Et côté Blu-ray, une nouvelle fois, nous ne sommes pas déçus : Carlotta Films nous propose en effet pour Django un master Haute-Définition assez sublime. La restauration 4K effectuée par L’immagine Ritrovata à partir du négatif original 35mm nous offre donc un rendu respectueux de la granulation argentique d’origine, et propose un piqué d’une belle précision ainsi que des contrastes et couleurs au taquet malgré des séquences nocturnes ou très chargées en fumées, pas forcément évidentes à gérer à l’encodage. En deux mots, tout est parfait, c’est un travail tout simplement magnifique, et une véritable redécouverte pour les amoureux du film, qui désespéraient de le voir un jour débarquer sur support Blu-ray en France. Niveau son, l’éditeur se révèle également fidèle à ses habitudes, en ne nous offrant un mixage DTS-HD Master Audio 1.0 en version originale italienne très respectueux du rendu acoustique original. Le film est également proposé en version anglaise, ainsi qu’en version française, les deux étant également mixées en DTS-HD Master Audio 1.0. Le doublage de la VF est assuré, entre autres, par Jacques Deschamps, grande voix du western spaghetti puisque c’était également lui qui doublait Clint Eastwood dans les westerns de Sergio Leone ou encore Lee Van Cleef dans le Colorado de Sergio Sollima.
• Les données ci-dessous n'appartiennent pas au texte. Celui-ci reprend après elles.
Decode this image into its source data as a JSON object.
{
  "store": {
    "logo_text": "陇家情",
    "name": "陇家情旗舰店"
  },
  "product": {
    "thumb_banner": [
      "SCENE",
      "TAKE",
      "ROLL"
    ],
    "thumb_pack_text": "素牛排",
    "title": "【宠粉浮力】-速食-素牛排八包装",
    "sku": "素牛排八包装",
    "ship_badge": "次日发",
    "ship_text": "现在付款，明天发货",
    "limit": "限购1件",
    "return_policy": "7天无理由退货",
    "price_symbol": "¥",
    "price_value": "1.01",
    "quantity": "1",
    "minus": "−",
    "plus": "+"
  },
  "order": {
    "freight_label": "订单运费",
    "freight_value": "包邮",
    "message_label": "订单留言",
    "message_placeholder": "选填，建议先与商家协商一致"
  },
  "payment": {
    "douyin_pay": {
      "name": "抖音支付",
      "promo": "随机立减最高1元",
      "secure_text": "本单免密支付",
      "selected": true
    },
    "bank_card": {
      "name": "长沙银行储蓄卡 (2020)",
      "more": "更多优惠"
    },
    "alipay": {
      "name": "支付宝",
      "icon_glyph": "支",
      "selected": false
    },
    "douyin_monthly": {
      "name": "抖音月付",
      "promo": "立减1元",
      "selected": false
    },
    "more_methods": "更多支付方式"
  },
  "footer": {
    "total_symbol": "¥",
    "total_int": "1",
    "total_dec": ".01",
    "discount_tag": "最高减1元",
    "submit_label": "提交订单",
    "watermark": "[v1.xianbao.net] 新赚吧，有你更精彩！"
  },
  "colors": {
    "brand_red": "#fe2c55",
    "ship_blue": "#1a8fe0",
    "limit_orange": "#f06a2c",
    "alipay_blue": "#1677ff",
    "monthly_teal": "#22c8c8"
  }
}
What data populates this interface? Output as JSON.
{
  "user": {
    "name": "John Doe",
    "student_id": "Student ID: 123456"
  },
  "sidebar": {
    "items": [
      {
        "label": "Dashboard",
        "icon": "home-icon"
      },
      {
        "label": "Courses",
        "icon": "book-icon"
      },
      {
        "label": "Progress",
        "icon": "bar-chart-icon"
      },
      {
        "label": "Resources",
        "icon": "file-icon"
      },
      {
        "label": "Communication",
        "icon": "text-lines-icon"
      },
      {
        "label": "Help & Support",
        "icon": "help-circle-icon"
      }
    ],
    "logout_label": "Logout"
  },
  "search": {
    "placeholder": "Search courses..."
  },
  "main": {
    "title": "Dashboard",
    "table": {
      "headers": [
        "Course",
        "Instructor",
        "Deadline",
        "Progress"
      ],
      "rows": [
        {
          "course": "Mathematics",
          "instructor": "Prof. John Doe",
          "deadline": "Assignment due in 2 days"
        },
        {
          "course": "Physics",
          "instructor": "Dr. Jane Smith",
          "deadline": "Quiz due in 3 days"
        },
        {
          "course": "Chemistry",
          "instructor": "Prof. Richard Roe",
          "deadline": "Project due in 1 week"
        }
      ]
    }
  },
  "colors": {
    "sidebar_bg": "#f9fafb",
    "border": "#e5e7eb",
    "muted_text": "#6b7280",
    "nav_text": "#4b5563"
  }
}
Du côté des suppléments présents sur le Blu-ray à proprement parler, Carlotta Films nous propose tout d’abord une présentation du film par Alex Cox (14 minutes), qui permettra au cinéaste de revenir sur sa découverte du film à sa sortie en France ainsi que sur ses nombreuses qualités. Pour le reste, l’éditeur recycle une partie des suppléments disponibles sur l’édition Arrow de 2018. Le gros morceau de cette interactivité consiste probablement dans un passionnant entretien avec Franco Nero (26 minutes), au cœur duquel l’acteur reviendra sur le film et sur l’impact qu’il a eu, à la fois sur sa carrière mais également sur la culture populaire. Il reviendra notamment sur son apparition dans le film Django Unchained de Quentin Tarantino, qui fait partie des adorateurs du film, ou encore sur la suite de Django qu’il a tournée en 1987, mais qui ne lui a pas réellement apporté satisfaction. On continuera ensuite avec un entretien avec Ruggero Deodato (26 minutes), futur spécialiste du film de cannibales, qui avait fait ses armes aux côtés de Sergio Corbucci en tant qu’assistant-réalisateur. Il se remémorera donc sa collaboration avec Corbucci, les conseils qu’il lui a prodigués, les autres acteurs envisagés pour le rôle de Django ou encore la genèse de l’idée du cercueil. Sans langue de bois, Deodato évoquera également le fait qu’il n’a pas été crédité sur le film ainsi que sa brouille avec Sergio Corbucci. Plus inattendu, un entretien avec Nori Corbucci (28 minutes) permettra à la veuve du cinéaste d’évoquer le souvenir de son mari, et de replacer quelques réalités méconnues concernant son travail, notamment en évoquant les films qu’il préférait au sein de sa filmographie. Elle se remémorera également ses relations avec les acteurs, ses scénarios, le choix de Franco Nero pour Django, ses relations avec Ruggero Deodato, la violence dans ses films, son intérêt pour la révolution mexicaine ainsi que son héritage dans la culture populaire. On terminera ensuite avec la traditionnelle bande-annonce du film.